Nine days before the start of the 2021 PGA Championship, after struggling with his mind and game the past year, Phil Mickelson posted the following Tweet:
Statements like this, from one of the best players in the history of a sport, are not surprising. Expert performance requires this mindset. In order to develop to elite levels, your relationship to failure has to be one of inspiration. In fact, how a person deals with failure is one of the most critical determinants of their potential. Those who see failure like Mickelson, as an opportunity to learn, will thrive while those who see failure as a time to languish, will decay or stagnate. American psychologist and Stanford University professor, Carol Dweck, wrote about the importance of learning from our failures in her best-selling book, Mindset: The New Psychology of Success. In her book, Dweck makes the distinction between a fixed mindset and a growth mindset: “In the fixed mindset, everything is about the outcome. If you fail—or if you’re not the best—it’s all been wasted. The growth mindset allows people to value what they’re doing regardless of the outcome.”
Mickelson most definitely has a growth mindset and has not decayed or stagnated.
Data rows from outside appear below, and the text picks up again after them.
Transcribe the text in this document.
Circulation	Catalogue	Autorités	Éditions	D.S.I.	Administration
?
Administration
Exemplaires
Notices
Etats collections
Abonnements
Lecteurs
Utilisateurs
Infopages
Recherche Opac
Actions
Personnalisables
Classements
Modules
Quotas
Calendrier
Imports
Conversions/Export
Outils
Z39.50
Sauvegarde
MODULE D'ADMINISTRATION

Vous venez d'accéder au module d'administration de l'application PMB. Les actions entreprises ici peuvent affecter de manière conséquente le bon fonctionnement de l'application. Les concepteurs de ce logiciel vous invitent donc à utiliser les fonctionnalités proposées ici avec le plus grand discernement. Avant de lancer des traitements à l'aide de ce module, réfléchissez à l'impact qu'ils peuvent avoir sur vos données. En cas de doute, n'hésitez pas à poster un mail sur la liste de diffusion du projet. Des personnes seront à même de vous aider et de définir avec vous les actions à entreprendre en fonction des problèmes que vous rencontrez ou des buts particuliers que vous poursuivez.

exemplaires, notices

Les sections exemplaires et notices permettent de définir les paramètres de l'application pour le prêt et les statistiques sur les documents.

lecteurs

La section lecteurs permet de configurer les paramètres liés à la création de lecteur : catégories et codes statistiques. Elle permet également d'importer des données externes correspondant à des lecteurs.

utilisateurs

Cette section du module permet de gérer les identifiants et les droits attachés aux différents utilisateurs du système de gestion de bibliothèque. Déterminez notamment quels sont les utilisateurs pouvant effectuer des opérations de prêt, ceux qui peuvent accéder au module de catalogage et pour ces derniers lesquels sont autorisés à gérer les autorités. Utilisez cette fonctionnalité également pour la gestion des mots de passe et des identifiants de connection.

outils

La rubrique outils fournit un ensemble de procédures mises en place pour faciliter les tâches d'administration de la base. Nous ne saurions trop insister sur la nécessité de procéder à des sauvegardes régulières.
At 50 years, 11 months, and 340 days, Mickelson is working harder than ever and became the oldest man to win a Major this past weekend at the PGA Championship. His commitment to his physical health has been well documented of late, losing nearly 30 pounds, getting stronger in the gym, and clearly working hard on his mental game. Mickelson’s hard work and effort in the face of failure are clearly paying off.
The next time you face failure, I encourage you to see it as a gift; an opportunity to challenge yourself to do difficult things. Importantly, Dweck writes, “no matter what your ability is, effort is what ignites that ability and turns it into accomplishment.”